Every
year, my brother and I do a week long motorcycle trip together. This year’s version consisted of driving
rain, hail, broken tent poles, three inches of water in my basement at home,
two flooded vehicles and a wind so strong that it blew us off the highway and
into the ditch. It was the worst
vacation ever!
Standing
on the on the side of the road in the middle of North Dakota with rain pounding
down on me, I began to think, “This should not be happening to me! I am a nice guy who tries to help people all
the time. I deserve better than this!”
Honestly, though, that is not
true. In fact, it is not even
logical. Bad things happen all the time,
so why should I be exempt from them?
Logically speaking, bad things ought to happen to me once in a
while.
More
than that, though, those thoughts are not scriptural. Some believe that if you follow God
everything will be easy, but even a cursory reading of God’s word would prove
that is not true. Jesus himself plainly
said, “In this world you will have trouble!” (John 16:33)
In Luke
eight, the disciples are caught in a huge storm on the Sea of Galilee and they
are scared to death. Eventually, Jesus
calms the sea and saves them, but it is worth noting why they got caught in the
storm in the first place. Verse twenty-two tells us that Jesus told them to get
in the boat and go out there! Rather
than always protecting us, it seems that God sometimes allows us to experience less
than desirable circumstances in order to teach us something that we could not
learn in any other way.
We must
stop thinking that bad things should not happen to us. Jesus did not come to make your life easy or
safe.

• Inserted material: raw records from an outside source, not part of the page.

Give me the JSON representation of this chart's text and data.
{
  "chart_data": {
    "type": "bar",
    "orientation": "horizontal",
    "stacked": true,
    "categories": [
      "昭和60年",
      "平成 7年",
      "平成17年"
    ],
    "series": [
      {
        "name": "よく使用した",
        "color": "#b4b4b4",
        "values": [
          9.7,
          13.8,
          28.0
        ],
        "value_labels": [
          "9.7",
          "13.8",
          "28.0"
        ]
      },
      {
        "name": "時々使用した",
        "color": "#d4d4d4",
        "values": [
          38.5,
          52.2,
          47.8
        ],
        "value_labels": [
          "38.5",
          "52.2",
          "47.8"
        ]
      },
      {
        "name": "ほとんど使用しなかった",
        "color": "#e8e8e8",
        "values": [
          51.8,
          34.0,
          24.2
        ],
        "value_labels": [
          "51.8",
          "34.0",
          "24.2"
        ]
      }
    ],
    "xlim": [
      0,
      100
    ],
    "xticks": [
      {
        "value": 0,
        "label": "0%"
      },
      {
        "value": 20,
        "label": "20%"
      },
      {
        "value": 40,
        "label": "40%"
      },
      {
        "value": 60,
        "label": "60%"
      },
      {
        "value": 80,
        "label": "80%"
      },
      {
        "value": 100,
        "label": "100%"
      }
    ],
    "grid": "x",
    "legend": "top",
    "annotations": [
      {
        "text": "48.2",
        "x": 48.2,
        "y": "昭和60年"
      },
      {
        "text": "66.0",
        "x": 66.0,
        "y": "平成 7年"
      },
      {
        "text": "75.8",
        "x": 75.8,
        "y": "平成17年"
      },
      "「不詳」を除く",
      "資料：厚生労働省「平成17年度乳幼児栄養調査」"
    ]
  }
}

He came to give you a way home.
“Therefore
we do not lose heart. Though outwardly we are wasting away, yet inwardly we are
being renewed day by day. For our light and momentary troubles are achieving
for us an eternal glory that far outweighs them all. So we fix our eyes not on
what is seen, but on what is unseen, since what is seen is temporary, but what
is unseen is eternal” (2 Corinthians 4:16-18).